Went to the doctor for the most routine visit; an obligatory check-in to keep my rainbow of medications bright and shining. Then my P.A, Kim, said I didn’t look right.
“You’re off today, aren’t you?”
Was I? Before she asked, I had just stopped mid-sentence and laid my head against the wall, because I couldn’t remember the rest of what I was going to say, simultaneously realizing it just wasn’t worth saying, whatever it had been.
But she had talked with me in distracted mental and physical states for years, listening to me whine while squatting on the linoleum, barely acknowledging her while spinning listlessly on the stool, or moaning draped in defeat wrong-ways over the exam table.

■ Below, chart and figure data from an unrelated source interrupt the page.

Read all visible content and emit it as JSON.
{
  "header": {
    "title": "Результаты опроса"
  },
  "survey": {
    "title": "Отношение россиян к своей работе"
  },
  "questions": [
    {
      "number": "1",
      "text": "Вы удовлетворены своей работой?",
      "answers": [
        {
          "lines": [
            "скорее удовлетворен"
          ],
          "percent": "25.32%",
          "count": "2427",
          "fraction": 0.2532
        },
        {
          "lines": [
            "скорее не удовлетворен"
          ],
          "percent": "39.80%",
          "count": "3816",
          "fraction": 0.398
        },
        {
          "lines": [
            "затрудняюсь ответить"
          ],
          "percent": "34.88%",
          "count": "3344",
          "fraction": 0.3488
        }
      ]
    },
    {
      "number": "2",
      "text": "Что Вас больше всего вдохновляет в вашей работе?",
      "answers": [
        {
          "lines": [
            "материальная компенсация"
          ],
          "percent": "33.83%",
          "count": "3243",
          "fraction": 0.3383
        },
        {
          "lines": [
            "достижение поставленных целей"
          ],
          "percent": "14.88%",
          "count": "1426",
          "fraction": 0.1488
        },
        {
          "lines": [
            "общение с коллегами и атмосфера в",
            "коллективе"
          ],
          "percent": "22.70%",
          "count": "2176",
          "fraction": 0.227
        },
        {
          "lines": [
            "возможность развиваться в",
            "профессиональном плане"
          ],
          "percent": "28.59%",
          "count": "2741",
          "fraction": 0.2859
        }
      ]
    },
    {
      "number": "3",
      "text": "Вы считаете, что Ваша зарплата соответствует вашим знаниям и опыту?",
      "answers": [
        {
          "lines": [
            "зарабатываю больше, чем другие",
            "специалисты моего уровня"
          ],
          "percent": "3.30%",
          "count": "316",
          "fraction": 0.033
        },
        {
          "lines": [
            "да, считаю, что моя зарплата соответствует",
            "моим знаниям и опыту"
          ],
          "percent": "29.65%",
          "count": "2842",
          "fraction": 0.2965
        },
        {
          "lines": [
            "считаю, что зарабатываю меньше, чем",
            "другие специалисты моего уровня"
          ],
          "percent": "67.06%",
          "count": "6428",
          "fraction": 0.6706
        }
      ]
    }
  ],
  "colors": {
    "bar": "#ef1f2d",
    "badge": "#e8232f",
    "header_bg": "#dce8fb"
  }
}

But she saw something different today. I was off. And to my surprise I was. I opened my mouth and problems thrashed out, a chaotic stampede, senseless and disconnected. And I was crying, hard.
What problems? Doesn’t matter. They’re the same as yours. The drinks are mixed different, but we’re all buying from the same bar. That day I’d had one cocktail too many, and now I was throwing them up all over the exam room.
It was because Kim is maternal, I think. That arrow, of eyes crinkled just a bit in reaction to the pain on your face, that body that could hug and cradle, will never miss it’s mark on me. Her softness wilted my own thin rigidity, and I crumbled down.
I left there and I drove my car down the gray roads that checkerboard the fields, found a wide spot on the shoulder, and stopped.
I began thumbing down my contact list in phone, tears making little drops of pixelated rainbows on the screen. When I hurt I want someone else to help me feel it. To comfort me by taking, or pretending to take, a slice of the sword into their own bellies, just one.
In your 20’s, you can call so many people. Your 20 year old friends are programmed for drama and have the time and energy to share yours. But now all my friend’s lives are filled up. There isn’t a spare bit of space that isn’t filled with their own hurts and stress, their children and careers and relationships. They would make room for something big, a death or disease, but not for this babbling fray. This stuff is for family, or no one.
The weirdest thing was I kept shouting out, “Mom!” inside my car while I cried. Not like a desperate wail of mourning, a shout you know is going to hit hollow walls, which I’ve done plenty of. These were more like…calls. As if I was 8 years old and hurt, limping into the house with blood on my toes, scared and needing a mother’s unquestionable power and strength to take care of me. I think I just liked the sound of it; how it infused the air with not only my mother, but the faintest memory of problems that weren’t up to me to solve.
Crying deforms my face in a way that doesn’t wear off until two days pass. There on the side of the road I tried to call my babysitter. I wanted her to move the kids out of the living room, take them outside or to the park, and give me a clear passage to blue dark of my bedroom. I didn’t want them to see me like this.
I saw the cop pass me, but at that point I was emptied out, whittled down to the basic physical relays it would take to bring me safely home. When I saw his lights in my rear-view as I pulled back onto the road, I didn’t care. The first time in my life I’d seen those lights with no accompanying adrenaline. I hadn’t done anything wrong, I was sure, and if I had I. just. didn’t. care.
I’d drawn his attention by being stopped (legally) on a wide shoulder. So I could (cry) and (legally) use my cell phone. But it’s a small, clean town, with so little to justify the officers place, and my license plates had expired. So he stopped me. I rolled down my window and thereby showed him the reason I’d been pulled off, my swollen face damp and empty. I didn’t have anything to say, except “No,” in a throat-caught whisper when he asked if I knew about the plates.
He moved unusually fast for a pull over. Maybe he was embarrassed, or wanted to get away in case I was the kind of woman who would make my drama his drama. Written warning on a strange fast food printed receipt. My only other words, “Thank you,” whispered again.
I didn’t get a hold of my sitter. She was playing with the kids and hadn’t heard her phone. I walked in and was grateful that my daughter was still about a year away from noticing that grown ups can have problems. I dropped my keys and pressed some curled and twisted bills on the cluttered table.
“I don’t know what I owe you honey if it’s more than that tell me. It’s one of those day so I’m going to my room I’m really glad you’re here.”
I went to my big blue bed. I didn’t cry for my mother, or even myself there. The solidness of the bed, the huge one I hunted for, tracked down bought and installed. The sheets like a creek running over my legs. My brain pulling one thick ancient electrical cord from its spitting socket, one at a time, until the whole matrix could cool. I could take care of it. Of me. I just have to go slow, and go my own way.